Keohuloa is one of a group of four people who, according to court documents, fraudulently submitted at least $19,005,463 in claims from January 2010 to September 2023, to International Longshore and Warehouse Union Pacific Maritime Association and other private health insurers on behalf of several chiropractic and physical therapy service companies: Ohana Wellness Center, Ohana Management Corp., and R3New Wellness – all based in Carson – and Huntington Beach-based One Life Acupuncture APC.
Keohuloa is said to have induced beneficiaries to visit clinics to receive medically unnecessary services, such as massages or endoscopies, in exchange for kickback payments.
In August 2022, the former owner of the Ohana companies testified under oath at a civil trial that the companies falsified patient chart notes and billed claims under chiropractors’ names and insurance numbers without their knowledge. A state court later that month found the Ohana companies liable for the fraud scheme.
In addition, from March 2016 to June 2023, Keohuloa is said by the DOJ to have conspired to submit about $700,000 in fraudulent receipts for a charity donation program operated by a Los Angeles-based oil refinery for which the company paid at least $500,000.
Keohuloa is expected to make an initial appearance in federal court in Los Angeles in the coming weeks, according to the DOJ.
Health care fraud-related charges in these cases carry a statutory maximum sentence of 10 years in federal prison. Wire fraud is punishable by up to 20 years in federal prison.

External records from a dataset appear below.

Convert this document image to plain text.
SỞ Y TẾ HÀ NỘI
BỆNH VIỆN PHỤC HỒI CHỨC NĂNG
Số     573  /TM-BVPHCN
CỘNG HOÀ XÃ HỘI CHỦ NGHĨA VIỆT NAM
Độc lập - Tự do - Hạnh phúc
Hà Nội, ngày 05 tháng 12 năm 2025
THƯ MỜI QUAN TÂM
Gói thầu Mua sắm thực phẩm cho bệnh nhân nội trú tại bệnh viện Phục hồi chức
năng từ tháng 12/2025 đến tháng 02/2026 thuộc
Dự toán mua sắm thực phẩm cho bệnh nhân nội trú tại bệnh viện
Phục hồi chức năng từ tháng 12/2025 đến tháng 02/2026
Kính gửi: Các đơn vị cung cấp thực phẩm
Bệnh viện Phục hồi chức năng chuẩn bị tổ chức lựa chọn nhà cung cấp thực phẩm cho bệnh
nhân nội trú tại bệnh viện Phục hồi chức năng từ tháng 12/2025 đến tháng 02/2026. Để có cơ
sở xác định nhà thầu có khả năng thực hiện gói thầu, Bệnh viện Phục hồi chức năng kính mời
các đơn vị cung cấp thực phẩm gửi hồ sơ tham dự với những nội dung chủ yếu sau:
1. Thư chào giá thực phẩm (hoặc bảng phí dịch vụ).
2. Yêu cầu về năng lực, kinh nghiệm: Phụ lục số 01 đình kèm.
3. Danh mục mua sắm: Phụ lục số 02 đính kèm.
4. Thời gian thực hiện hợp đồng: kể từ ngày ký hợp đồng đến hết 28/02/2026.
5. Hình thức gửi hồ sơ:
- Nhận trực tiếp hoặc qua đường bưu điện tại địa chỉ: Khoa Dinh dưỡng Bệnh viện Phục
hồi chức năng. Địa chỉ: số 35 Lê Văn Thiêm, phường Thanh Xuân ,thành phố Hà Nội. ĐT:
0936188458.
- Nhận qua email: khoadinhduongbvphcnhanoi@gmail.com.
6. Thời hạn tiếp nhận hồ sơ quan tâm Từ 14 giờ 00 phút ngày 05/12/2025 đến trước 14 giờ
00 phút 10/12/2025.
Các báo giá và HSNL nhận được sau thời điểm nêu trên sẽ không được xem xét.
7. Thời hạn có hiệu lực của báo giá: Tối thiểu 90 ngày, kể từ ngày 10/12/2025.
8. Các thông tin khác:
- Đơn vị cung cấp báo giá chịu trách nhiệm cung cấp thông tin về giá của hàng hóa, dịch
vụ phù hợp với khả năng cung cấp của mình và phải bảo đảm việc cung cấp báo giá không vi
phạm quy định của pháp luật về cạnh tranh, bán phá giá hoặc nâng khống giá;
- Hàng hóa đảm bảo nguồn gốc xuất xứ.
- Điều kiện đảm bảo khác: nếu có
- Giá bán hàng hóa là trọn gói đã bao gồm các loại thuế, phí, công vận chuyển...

Aggravated identity theft carries a mandatory two-year consecutive prison sentence.
“The defendants charged today allegedly turned hospice care into a cash-producing operation, resulting in more than $50 million in losses to taxpayers,” Inspector General T. March Bell of the U.S. Department of Health and Human Services, Office of Inspector General (HHS-OIG), said. “Today’s takedown reflects HHS-OIG’s commitment to deploy every tool at our disposal and collaborate with our law enforcement partners to dismantle hospice operations built on deception.”